El último libro de Jorge Ordaz es el primero. Este orden invertido es más que una endemoniada paradoja. Diabolicón es en realidad creatura nonata, a la que su autor pusiera remate allá por los finales de los setenta, pero el cierre de la editorial frustró la inminente aparición del que hubiera sido el primer libro de aquel joven profesor de Geología llegado de Barcelona, que pronto se revelaría como un valioso filón de la literatura asturiana: prolífico narrador, finalista del Herralde y el Nadal, erudito discreto. Treinta y pico años, pues, sin ver la luz, cosa natural si se considera la materia lucífuga que contiene; nada menos que un nutrido catálogo de diablos, ordenados alfabéticamente y agrupados en sus jerarquías de ángeles caídos: los terribles "superiores y mandamases", los inquietantes "intermedios y de oficios" y la entrañable patulea de los "menores y del montón".

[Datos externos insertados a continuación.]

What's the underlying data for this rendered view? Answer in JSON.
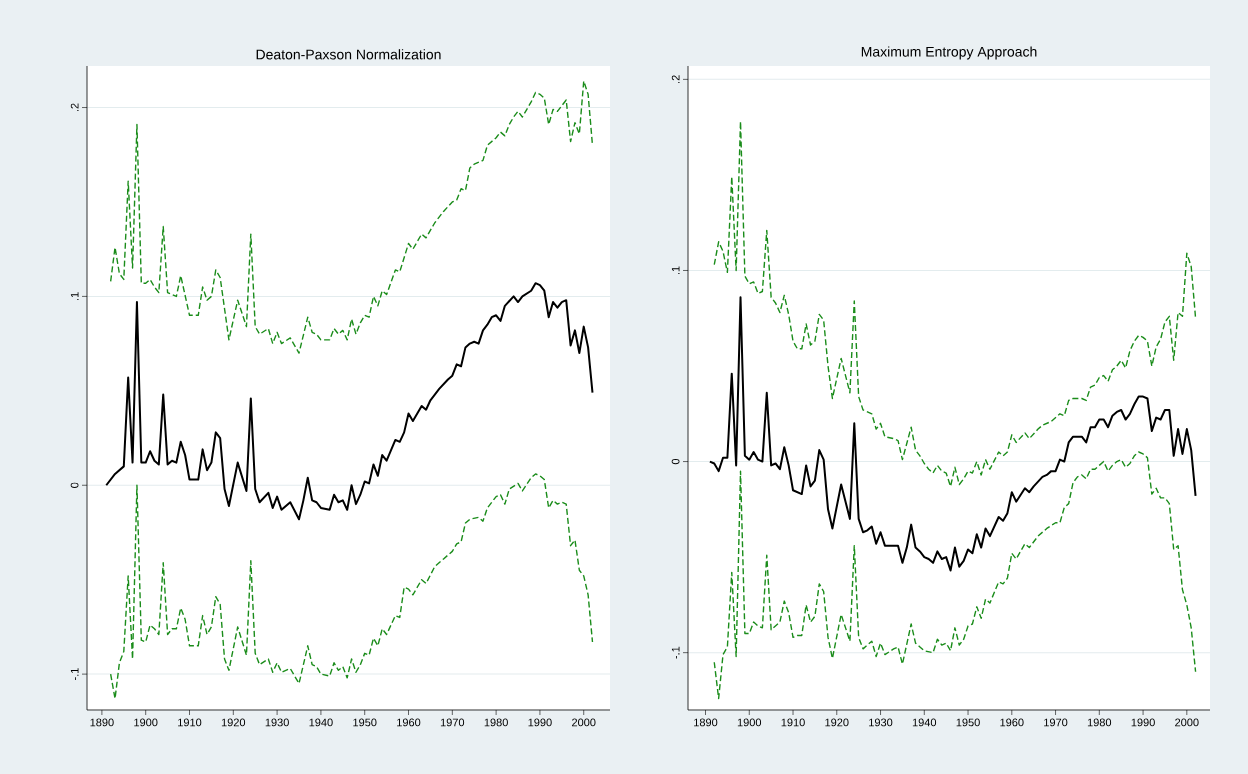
{
  "chart_data": [
    {
      "type": "line",
      "title": "Deaton-Paxson Normalization",
      "grid": "y",
      "xlim": [
        1886.6,
        2006
      ],
      "ylim": [
        -0.119,
        0.222
      ],
      "xticks": [
        1890,
        1900,
        1910,
        1920,
        1930,
        1940,
        1950,
        1960,
        1970,
        1980,
        1990,
        2000
      ],
      "yticks": [
        {
          "value": -0.1,
          "label": "-.1"
        },
        0,
        {
          "value": 0.1,
          "label": ".1"
        },
        {
          "value": 0.2,
          "label": ".2"
        }
      ],
      "series": [
        {
          "color": "#000000",
          "line_style": "solid",
          "x": [
            1891,
            1893,
            1895,
            1896,
            1897,
            1898,
            1899,
            1900,
            1901,
            1902,
            1903,
            1904,
            1905,
            1906,
            1907,
            1908,
            1909,
            1910,
            1912,
            1913,
            1914,
            1915,
            1916,
            1917,
            1918,
            1919,
            1921,
            1923,
            1924,
            1925,
            1926,
            1928,
            1929,
            1930,
            1931,
            1933,
            1935,
            1936,
            1937,
            1938,
            1939,
            1940,
            1942,
            1943,
            1944,
            1945,
            1946,
            1947,
            1948,
            1949,
            1950,
            1951,
            1952,
            1953,
            1954,
            1955,
            1957,
            1958,
            1959,
            1960,
            1961,
            1963,
            1964,
            1965,
            1967,
            1969,
            1970,
            1971,
            1972,
            1973,
            1974,
            1975,
            1976,
            1977,
            1978,
            1979,
            1980,
            1981,
            1982,
            1984,
            1985,
            1986,
            1988,
            1989,
            1990,
            1991,
            1992,
            1993,
            1994,
            1995,
            1996,
            1997,
            1998,
            1999,
            2000,
            2001,
            2002
          ],
          "values": [
            0,
            0.006,
            0.01,
            0.057,
            0.012,
            0.097,
            0.012,
            0.012,
            0.018,
            0.013,
            0.011,
            0.048,
            0.011,
            0.013,
            0.012,
            0.023,
            0.016,
            0.003,
            0.003,
            0.019,
            0.008,
            0.012,
            0.028,
            0.025,
            -0.002,
            -0.011,
            0.012,
            -0.003,
            0.046,
            -0.002,
            -0.009,
            -0.004,
            -0.012,
            -0.006,
            -0.013,
            -0.009,
            -0.018,
            -0.008,
            0.004,
            -0.008,
            -0.009,
            -0.012,
            -0.013,
            -0.005,
            -0.009,
            -0.008,
            -0.013,
            0,
            -0.01,
            -0.005,
            0.002,
            0.001,
            0.011,
            0.005,
            0.016,
            0.013,
            0.024,
            0.023,
            0.028,
            0.038,
            0.034,
            0.042,
            0.04,
            0.045,
            0.051,
            0.056,
            0.058,
            0.064,
            0.063,
            0.073,
            0.075,
            0.076,
            0.075,
            0.082,
            0.085,
            0.089,
            0.09,
            0.087,
            0.095,
            0.1,
            0.097,
            0.1,
            0.103,
            0.107,
            0.106,
            0.103,
            0.089,
            0.097,
            0.094,
            0.097,
            0.098,
            0.074,
            0.082,
            0.07,
            0.084,
            0.073,
            0.049
          ]
        },
        {
          "color": "#1a8c1a",
          "line_style": "dashed",
          "x": [
            1892,
            1893,
            1894,
            1895,
            1896,
            1897,
            1898,
            1899,
            1900,
            1901,
            1902,
            1903,
            1904,
            1905,
            1907,
            1908,
            1910,
            1912,
            1913,
            1914,
            1915,
            1916,
            1917,
            1919,
            1921,
            1923,
            1924,
            1925,
            1926,
            1928,
            1929,
            1930,
            1931,
            1933,
            1935,
            1937,
            1938,
            1939,
            1940,
            1942,
            1943,
            1944,
            1945,
            1946,
            1947,
            1948,
            1949,
            1950,
            1951,
            1952,
            1953,
            1954,
            1955,
            1957,
            1958,
            1960,
            1961,
            1963,
            1964,
            1966,
            1968,
            1970,
            1971,
            1972,
            1973,
            1974,
            1975,
            1977,
            1978,
            1980,
            1981,
            1982,
            1983,
            1984,
            1985,
            1986,
            1988,
            1989,
            1990,
            1991,
            1992,
            1993,
            1994,
            1995,
            1996,
            1997,
            1998,
            1999,
            2000,
            2001,
            2002
          ],
          "values": [
            0.108,
            0.126,
            0.112,
            0.109,
            0.161,
            0.115,
            0.191,
            0.107,
            0.107,
            0.109,
            0.105,
            0.102,
            0.137,
            0.102,
            0.1,
            0.111,
            0.09,
            0.09,
            0.105,
            0.098,
            0.1,
            0.114,
            0.11,
            0.077,
            0.098,
            0.084,
            0.133,
            0.084,
            0.08,
            0.083,
            0.075,
            0.081,
            0.075,
            0.078,
            0.07,
            0.089,
            0.081,
            0.08,
            0.077,
            0.077,
            0.083,
            0.08,
            0.082,
            0.077,
            0.088,
            0.08,
            0.086,
            0.09,
            0.089,
            0.1,
            0.095,
            0.103,
            0.101,
            0.114,
            0.113,
            0.128,
            0.125,
            0.133,
            0.131,
            0.139,
            0.145,
            0.15,
            0.151,
            0.157,
            0.156,
            0.168,
            0.17,
            0.172,
            0.18,
            0.184,
            0.187,
            0.185,
            0.191,
            0.195,
            0.198,
            0.195,
            0.203,
            0.208,
            0.207,
            0.205,
            0.191,
            0.199,
            0.198,
            0.201,
            0.204,
            0.182,
            0.192,
            0.186,
            0.214,
            0.207,
            0.18
          ]
        },
        {
          "color": "#1a8c1a",
          "line_style": "dashed",
          "x": [
            1892,
            1893,
            1894,
            1895,
            1896,
            1897,
            1898,
            1899,
            1900,
            1901,
            1902,
            1903,
            1904,
            1905,
            1906,
            1907,
            1908,
            1909,
            1910,
            1911,
            1912,
            1913,
            1914,
            1915,
            1916,
            1917,
            1918,
            1919,
            1921,
            1923,
            1924,
            1925,
            1926,
            1928,
            1929,
            1930,
            1931,
            1933,
            1935,
            1937,
            1938,
            1939,
            1940,
            1942,
            1943,
            1944,
            1945,
            1946,
            1947,
            1948,
            1949,
            1950,
            1951,
            1952,
            1953,
            1954,
            1955,
            1957,
            1958,
            1959,
            1960,
            1961,
            1963,
            1964,
            1966,
            1968,
            1970,
            1971,
            1972,
            1973,
            1974,
            1976,
            1977,
            1978,
            1980,
            1981,
            1982,
            1983,
            1985,
            1986,
            1988,
            1989,
            1990,
            1991,
            1992,
            1993,
            1994,
            1995,
            1996,
            1997,
            1998,
            1999,
            2000,
            2001,
            2002
          ],
          "values": [
            -0.1,
            -0.113,
            -0.094,
            -0.088,
            -0.048,
            -0.092,
            0,
            -0.082,
            -0.083,
            -0.074,
            -0.076,
            -0.079,
            -0.041,
            -0.079,
            -0.076,
            -0.076,
            -0.065,
            -0.071,
            -0.085,
            -0.085,
            -0.085,
            -0.069,
            -0.079,
            -0.075,
            -0.059,
            -0.063,
            -0.092,
            -0.098,
            -0.075,
            -0.09,
            -0.04,
            -0.089,
            -0.095,
            -0.092,
            -0.099,
            -0.094,
            -0.099,
            -0.097,
            -0.105,
            -0.085,
            -0.095,
            -0.096,
            -0.1,
            -0.101,
            -0.094,
            -0.098,
            -0.096,
            -0.102,
            -0.092,
            -0.099,
            -0.095,
            -0.089,
            -0.09,
            -0.081,
            -0.085,
            -0.076,
            -0.079,
            -0.069,
            -0.07,
            -0.054,
            -0.055,
            -0.058,
            -0.05,
            -0.052,
            -0.043,
            -0.039,
            -0.035,
            -0.031,
            -0.03,
            -0.02,
            -0.018,
            -0.017,
            -0.019,
            -0.012,
            -0.006,
            -0.005,
            -0.01,
            -0.002,
            0.001,
            -0.003,
            0.004,
            0.006,
            0.005,
            0.003,
            -0.012,
            -0.008,
            -0.01,
            -0.009,
            -0.01,
            -0.032,
            -0.029,
            -0.045,
            -0.048,
            -0.058,
            -0.083
          ]
        }
      ]
    },
    {
      "type": "line",
      "title": "Maximum Entropy Approach",
      "grid": "y",
      "xlim": [
        1886,
        2005.3
      ],
      "ylim": [
        -0.13,
        0.207
      ],
      "xticks": [
        1890,
        1900,
        1910,
        1920,
        1930,
        1940,
        1950,
        1960,
        1970,
        1980,
        1990,
        2000
      ],
      "yticks": [
        {
          "value": -0.1,
          "label": "-.1"
        },
        0,
        {
          "value": 0.1,
          "label": ".1"
        },
        {
          "value": 0.2,
          "label": ".2"
        }
      ],
      "series": [
        {
          "color": "#000000",
          "line_style": "solid",
          "x": [
            1891,
            1892,
            1893,
            1894,
            1895,
            1896,
            1897,
            1898,
            1899,
            1900,
            1901,
            1902,
            1903,
            1904,
            1905,
            1906,
            1907,
            1908,
            1909,
            1910,
            1911,
            1912,
            1913,
            1914,
            1915,
            1916,
            1917,
            1918,
            1919,
            1921,
            1923,
            1924,
            1925,
            1926,
            1927,
            1928,
            1929,
            1930,
            1931,
            1933,
            1934,
            1935,
            1936,
            1937,
            1938,
            1939,
            1940,
            1941,
            1942,
            1943,
            1944,
            1945,
            1946,
            1947,
            1948,
            1949,
            1950,
            1951,
            1952,
            1953,
            1954,
            1955,
            1957,
            1958,
            1959,
            1960,
            1961,
            1963,
            1964,
            1965,
            1967,
            1968,
            1969,
            1970,
            1971,
            1972,
            1973,
            1974,
            1975,
            1976,
            1977,
            1978,
            1979,
            1980,
            1981,
            1982,
            1983,
            1984,
            1985,
            1986,
            1987,
            1988,
            1989,
            1990,
            1991,
            1992,
            1993,
            1994,
            1995,
            1996,
            1997,
            1998,
            1999,
            2000,
            2001,
            2002
          ],
          "values": [
            0,
            -0.001,
            -0.005,
            0.002,
            0.002,
            0.046,
            -0.002,
            0.086,
            0.003,
            0.001,
            0.005,
            0.001,
            0,
            0.036,
            -0.002,
            -0.001,
            -0.004,
            0.0075,
            -0.002,
            -0.015,
            -0.016,
            -0.017,
            -0.002,
            -0.013,
            -0.01,
            0.006,
            0.001,
            -0.025,
            -0.035,
            -0.012,
            -0.03,
            0.02,
            -0.03,
            -0.037,
            -0.036,
            -0.034,
            -0.043,
            -0.037,
            -0.044,
            -0.044,
            -0.044,
            -0.053,
            -0.045,
            -0.033,
            -0.045,
            -0.047,
            -0.05,
            -0.051,
            -0.053,
            -0.047,
            -0.051,
            -0.05,
            -0.057,
            -0.045,
            -0.055,
            -0.052,
            -0.046,
            -0.048,
            -0.038,
            -0.045,
            -0.035,
            -0.039,
            -0.029,
            -0.031,
            -0.027,
            -0.016,
            -0.021,
            -0.014,
            -0.016,
            -0.013,
            -0.008,
            -0.007,
            -0.005,
            -0.005,
            0.001,
            0,
            0.01,
            0.013,
            0.013,
            0.013,
            0.01,
            0.018,
            0.018,
            0.022,
            0.022,
            0.018,
            0.024,
            0.026,
            0.027,
            0.022,
            0.025,
            0.03,
            0.034,
            0.034,
            0.033,
            0.016,
            0.023,
            0.022,
            0.027,
            0.027,
            0.003,
            0.017,
            0.004,
            0.017,
            0.006,
            -0.018
          ]
        },
        {
          "color": "#1a8c1a",
          "line_style": "dashed",
          "x": [
            1892,
            1893,
            1894,
            1895,
            1896,
            1897,
            1898,
            1899,
            1900,
            1901,
            1902,
            1903,
            1904,
            1905,
            1906,
            1907,
            1908,
            1909,
            1910,
            1911,
            1912,
            1913,
            1914,
            1915,
            1916,
            1917,
            1918,
            1919,
            1921,
            1923,
            1924,
            1925,
            1926,
            1927,
            1928,
            1929,
            1930,
            1931,
            1933,
            1934,
            1935,
            1937,
            1938,
            1939,
            1940,
            1941,
            1942,
            1943,
            1944,
            1945,
            1946,
            1947,
            1948,
            1949,
            1950,
            1951,
            1952,
            1953,
            1954,
            1955,
            1957,
            1958,
            1959,
            1960,
            1961,
            1963,
            1964,
            1966,
            1967,
            1969,
            1970,
            1971,
            1972,
            1973,
            1974,
            1975,
            1976,
            1977,
            1978,
            1979,
            1980,
            1981,
            1982,
            1983,
            1984,
            1985,
            1986,
            1987,
            1988,
            1989,
            1990,
            1991,
            1992,
            1993,
            1994,
            1995,
            1996,
            1997,
            1998,
            1999,
            2000,
            2001,
            2002
          ],
          "values": [
            0.103,
            0.115,
            0.11,
            0.099,
            0.149,
            0.1,
            0.178,
            0.097,
            0.093,
            0.094,
            0.088,
            0.089,
            0.121,
            0.086,
            0.083,
            0.078,
            0.087,
            0.077,
            0.063,
            0.059,
            0.059,
            0.072,
            0.061,
            0.063,
            0.077,
            0.074,
            0.05,
            0.033,
            0.054,
            0.036,
            0.084,
            0.034,
            0.027,
            0.026,
            0.025,
            0.017,
            0.02,
            0.013,
            0.012,
            0.011,
            0.001,
            0.018,
            0.006,
            0.003,
            -0.001,
            -0.004,
            -0.006,
            -0.002,
            -0.005,
            -0.006,
            -0.013,
            -0.003,
            -0.012,
            -0.009,
            -0.005,
            -0.006,
            0,
            -0.007,
            0.001,
            -0.004,
            0.005,
            0.003,
            0.005,
            0.014,
            0.01,
            0.015,
            0.012,
            0.017,
            0.019,
            0.021,
            0.023,
            0.025,
            0.024,
            0.032,
            0.033,
            0.033,
            0.033,
            0.032,
            0.039,
            0.04,
            0.044,
            0.045,
            0.042,
            0.048,
            0.05,
            0.053,
            0.049,
            0.058,
            0.063,
            0.066,
            0.065,
            0.063,
            0.05,
            0.06,
            0.064,
            0.073,
            0.076,
            0.053,
            0.078,
            0.076,
            0.109,
            0.102,
            0.075
          ]
        },
        {
          "color": "#1a8c1a",
          "line_style": "dashed",
          "x": [
            1892,
            1893,
            1894,
            1895,
            1896,
            1897,
            1898,
            1899,
            1900,
            1901,
            1902,
            1903,
            1904,
            1905,
            1906,
            1907,
            1908,
            1909,
            1910,
            1911,
            1912,
            1913,
            1914,
            1915,
            1916,
            1917,
            1918,
            1919,
            1921,
            1923,
            1924,
            1925,
            1926,
            1928,
            1929,
            1930,
            1931,
            1933,
            1934,
            1935,
            1937,
            1938,
            1939,
            1940,
            1942,
            1943,
            1944,
            1945,
            1946,
            1947,
            1948,
            1949,
            1950,
            1951,
            1952,
            1953,
            1954,
            1955,
            1957,
            1958,
            1959,
            1960,
            1961,
            1963,
            1964,
            1966,
            1968,
            1970,
            1971,
            1972,
            1973,
            1974,
            1975,
            1976,
            1977,
            1978,
            1979,
            1980,
            1981,
            1982,
            1983,
            1984,
            1985,
            1986,
            1987,
            1988,
            1989,
            1990,
            1991,
            1992,
            1993,
            1994,
            1995,
            1996,
            1997,
            1998,
            1999,
            2000,
            2001,
            2002
          ],
          "values": [
            -0.105,
            -0.124,
            -0.101,
            -0.097,
            -0.058,
            -0.102,
            -0.005,
            -0.09,
            -0.09,
            -0.084,
            -0.086,
            -0.087,
            -0.049,
            -0.088,
            -0.086,
            -0.084,
            -0.073,
            -0.079,
            -0.092,
            -0.091,
            -0.091,
            -0.075,
            -0.084,
            -0.081,
            -0.064,
            -0.068,
            -0.092,
            -0.103,
            -0.08,
            -0.094,
            -0.044,
            -0.092,
            -0.098,
            -0.094,
            -0.102,
            -0.095,
            -0.101,
            -0.098,
            -0.097,
            -0.106,
            -0.085,
            -0.095,
            -0.097,
            -0.099,
            -0.1,
            -0.093,
            -0.096,
            -0.095,
            -0.099,
            -0.087,
            -0.096,
            -0.093,
            -0.086,
            -0.085,
            -0.076,
            -0.082,
            -0.072,
            -0.074,
            -0.063,
            -0.064,
            -0.061,
            -0.048,
            -0.051,
            -0.043,
            -0.045,
            -0.039,
            -0.035,
            -0.032,
            -0.032,
            -0.024,
            -0.022,
            -0.011,
            -0.008,
            -0.007,
            -0.009,
            -0.004,
            -0.004,
            -0.002,
            0,
            -0.005,
            -0.002,
            0,
            0.001,
            -0.003,
            -0.001,
            0.003,
            0.005,
            0.004,
            0.002,
            -0.017,
            -0.014,
            -0.019,
            -0.019,
            -0.022,
            -0.046,
            -0.044,
            -0.067,
            -0.075,
            -0.087,
            -0.11
          ]
        }
      ]
    }
  ]
}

Casi como un fósil literario del pasado, este libro es una cata geológica que nos devuelve a la falsa erudición de Borges en su Historia universal de la infamia, al archivo fantástico de las ciudades de Italo Calvino, al barroquismo ilustrado de Joan Perucho, al Cunqueiro más merliniano y nigromante. De ellos rescata Ordaz el omnipresente humor de estos repertorios apócrifos, que son tanto un homenaje a la imaginación pura como una parodia del saber, tantas veces edificado en la superposición de errores y el prestigio del argumento de autoridad. Pero, a la vez, la vuelta de los tiempos nos descubre la asombrosa actualidad de una obra que podría reflejarse en las delirantes enciclopedias biográficas de Bolaño o Vila-Matas.

Esta falsa erudición, que tanto exige saber, se consigue sobre un portentoso dominio de fuentes, veraces o verosímiles, que tanto monta, de toda suerte de quincallería paramoderna: Ramón Llull, Paracelso, Athanasius Kircher, Johannes Wier, Mariano Cubí, gnósticos, cabalistas, alquimistas, astrólogos, exorcistas y frenólogos comprobados, entre los que sorprendemos a veces la recta prosapia del saber: Francisco Suárez, Martín Delrío, Feijoo. Entre todos discuten la ortodoxia demonológica, en este diccionario enciclopédico donde las entradas añaden densa y jocosa bibliografía; bizantinismos que hoy nos parecen locura, entretenerse en espantar las moscas de la imaginación con el rabo de la razón. Entre todos estos diablos, y diablesas (la voraz Lilit; Meridiana, amante de papas), los hay "fehacientes" (Asmodeo, Belial, Leviatán, Lucifer...) e inventados, como Ígol, quien "atiende todos los días, salvo domingos, que libra" (página 50); el divertido Bibliofas, diablo-duende de las imprentas, quien es fama que trocó el texto piadoso del mercedario Padre Uclés "mujeres puras que podían a veces..." por un "mujeres putas que jodían a peces..."; o el diablo sastre Ismael Florito, extraído de Las crónicas del sochantre cunqueirianas, y que aún espera instalarse algún día en París. En todo caso, "lo cuenta Bayle, y es de fiar" (página 44).

En sus Sueños, Quevedo clamaba al verse condenado al Infierno y, suponía él, a la soledad eterna; hasta que llegando a las puertas del Hades descubre una interminable fila humana, en la que lo empiezan a reclamar alborozados conocidos y familiares. Así también, nada de esto nos es ajeno, para todos estos demonios hay un lector; todos estamos, al fin, en el repertorio. Y no se apresuren a la sonrisa literaria, sino a tomar y temer antes este libro por instrumento del Diablo, pues ya dijo Baudelaire que su mejor astucia es hacernos creer que no existe. Búsquenlo, si no, aquí; al grande y mayor, a Satanás, que todo lo confunde. No está, verdad. O quizá sí, y ande metido, como suele, a geólogo.